To do this, we let $A_k$, for $k\in\{1,2,3,4,5\}$, be the arrangements without face $k$. Thus, the number of ways to arrange $d$ dice with some face missing, is $$ \begin{align} \left|\bigcup_k A_k\right| &=\overbrace{\ \sum_k\left|A_k\right|\ }^{\binom{5}{1}4^d}-\overbrace{\sum_{k_1\lt k_2}\left|A_{k_1}\cap A_{k_2}\right|}^{\binom{5}{2}3^d}+\color{#9000B0}{\overbrace{\sum_{k_1\lt k_2\lt k_3}\left|A_{k_1}\cap A_{k_2}\cap A_{k_3}\right|}^{\binom{5}{3}2^d}}\\ &-\underbrace{\sum_{k_1\lt k_2\lt k_3\lt k_4}\left|A_{k_1}\cap A_{k_2}\cap A_{k_3}\cap A_{k_4}\right|}_{\binom{5}{4}1^d}+\underbrace{\sum_{k_1\lt k_2\lt k_3\lt k_4\lt k_5}\left|A_{k_1}\cap A_{k_2}\cap A_{k_3}\cap A_{k_4}\cap A_{k_5}\right|}_{\binom{5}{5}0^d} \end{align} $$ Let's explain how to compute the purple term, the total of the intersections of three of the $A_k$. The others will be similar.
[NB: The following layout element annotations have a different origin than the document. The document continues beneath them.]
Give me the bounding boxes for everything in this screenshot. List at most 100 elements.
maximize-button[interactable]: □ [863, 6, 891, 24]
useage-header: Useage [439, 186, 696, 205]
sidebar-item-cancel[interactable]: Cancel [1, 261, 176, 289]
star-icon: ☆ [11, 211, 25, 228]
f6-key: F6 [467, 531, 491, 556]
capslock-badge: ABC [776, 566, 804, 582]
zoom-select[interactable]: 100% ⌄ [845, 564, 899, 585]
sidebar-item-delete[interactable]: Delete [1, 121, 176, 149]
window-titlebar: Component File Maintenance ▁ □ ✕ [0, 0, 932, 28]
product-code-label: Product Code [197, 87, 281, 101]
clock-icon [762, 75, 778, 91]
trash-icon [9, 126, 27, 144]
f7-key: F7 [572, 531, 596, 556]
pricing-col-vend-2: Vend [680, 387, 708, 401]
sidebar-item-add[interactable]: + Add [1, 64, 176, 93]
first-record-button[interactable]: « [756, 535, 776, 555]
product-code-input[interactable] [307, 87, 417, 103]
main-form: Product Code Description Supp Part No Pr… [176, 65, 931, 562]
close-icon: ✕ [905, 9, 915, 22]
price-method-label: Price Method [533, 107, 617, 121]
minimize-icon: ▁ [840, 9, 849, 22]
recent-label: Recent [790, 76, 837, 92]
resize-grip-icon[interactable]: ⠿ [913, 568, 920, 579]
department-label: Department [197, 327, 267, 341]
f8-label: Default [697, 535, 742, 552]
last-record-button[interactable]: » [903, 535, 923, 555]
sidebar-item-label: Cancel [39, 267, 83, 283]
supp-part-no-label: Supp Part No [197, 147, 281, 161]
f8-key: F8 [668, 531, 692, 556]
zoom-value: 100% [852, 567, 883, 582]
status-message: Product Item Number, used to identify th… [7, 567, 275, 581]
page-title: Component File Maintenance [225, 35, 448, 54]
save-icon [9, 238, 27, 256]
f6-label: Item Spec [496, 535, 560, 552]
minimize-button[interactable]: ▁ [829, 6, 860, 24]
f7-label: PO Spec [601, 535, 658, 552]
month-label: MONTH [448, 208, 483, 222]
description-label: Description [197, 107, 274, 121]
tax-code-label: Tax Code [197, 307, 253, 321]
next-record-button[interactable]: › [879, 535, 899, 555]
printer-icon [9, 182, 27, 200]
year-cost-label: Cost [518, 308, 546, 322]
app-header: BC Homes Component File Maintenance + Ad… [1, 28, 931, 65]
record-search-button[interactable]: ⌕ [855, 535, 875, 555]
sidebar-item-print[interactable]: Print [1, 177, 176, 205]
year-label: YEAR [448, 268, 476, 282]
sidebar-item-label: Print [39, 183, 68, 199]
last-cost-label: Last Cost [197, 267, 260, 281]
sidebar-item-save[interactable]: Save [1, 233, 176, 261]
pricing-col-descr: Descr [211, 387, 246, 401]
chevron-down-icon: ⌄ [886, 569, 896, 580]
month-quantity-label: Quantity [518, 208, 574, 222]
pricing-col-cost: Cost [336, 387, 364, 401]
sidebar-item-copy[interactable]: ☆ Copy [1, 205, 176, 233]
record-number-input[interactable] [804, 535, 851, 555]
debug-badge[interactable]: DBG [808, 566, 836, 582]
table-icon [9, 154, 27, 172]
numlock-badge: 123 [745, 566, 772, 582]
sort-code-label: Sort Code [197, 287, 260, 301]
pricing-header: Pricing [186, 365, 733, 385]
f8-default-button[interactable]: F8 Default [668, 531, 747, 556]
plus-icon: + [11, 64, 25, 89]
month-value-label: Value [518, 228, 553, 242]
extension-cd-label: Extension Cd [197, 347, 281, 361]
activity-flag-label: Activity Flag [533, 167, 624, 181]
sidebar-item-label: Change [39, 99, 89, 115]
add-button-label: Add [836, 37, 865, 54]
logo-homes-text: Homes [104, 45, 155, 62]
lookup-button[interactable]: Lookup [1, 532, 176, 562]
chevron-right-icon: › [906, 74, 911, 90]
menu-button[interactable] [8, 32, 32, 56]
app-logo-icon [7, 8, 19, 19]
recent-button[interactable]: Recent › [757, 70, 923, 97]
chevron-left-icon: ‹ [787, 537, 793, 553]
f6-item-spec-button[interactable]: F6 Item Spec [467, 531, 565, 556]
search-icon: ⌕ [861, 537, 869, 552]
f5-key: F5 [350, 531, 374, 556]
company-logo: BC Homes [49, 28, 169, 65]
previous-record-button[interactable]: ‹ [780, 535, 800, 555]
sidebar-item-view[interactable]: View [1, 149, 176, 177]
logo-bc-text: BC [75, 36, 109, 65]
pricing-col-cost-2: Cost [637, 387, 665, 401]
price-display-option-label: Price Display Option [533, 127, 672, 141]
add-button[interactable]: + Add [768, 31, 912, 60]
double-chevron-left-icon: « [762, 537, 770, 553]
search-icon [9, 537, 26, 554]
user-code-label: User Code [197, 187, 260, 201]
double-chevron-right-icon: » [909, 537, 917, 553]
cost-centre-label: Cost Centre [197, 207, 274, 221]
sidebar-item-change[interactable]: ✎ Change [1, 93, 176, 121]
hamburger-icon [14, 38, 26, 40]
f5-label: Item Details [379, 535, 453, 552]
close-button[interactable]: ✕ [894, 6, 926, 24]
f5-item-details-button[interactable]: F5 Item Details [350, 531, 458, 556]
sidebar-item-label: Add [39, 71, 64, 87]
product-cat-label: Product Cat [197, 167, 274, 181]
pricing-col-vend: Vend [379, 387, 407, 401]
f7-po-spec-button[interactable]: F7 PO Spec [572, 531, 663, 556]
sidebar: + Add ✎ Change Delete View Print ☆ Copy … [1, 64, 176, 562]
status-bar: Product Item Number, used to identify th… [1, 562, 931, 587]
$\binom{5}{3}$ is the number of ways to choose the $3$ faces to be excluded. Once those have been excluded, there are $2$ faces onto which to map the $d$ dice; that is, $2^d$ ways. Thus, the purple sum is $$ \binom{5}{3}2^d $$ Thus, to count the number of ways to get all five faces with $d$ dice, we subtract from the number of ways to arrange all $d$ dice: $$ \binom{5}{0}5^d-\binom{5}{1}4^d+\binom{5}{2}3^d-\binom{5}{3}2^d+\binom{5}{4}1^d-\binom{5}{5}0^d $$ which is used above.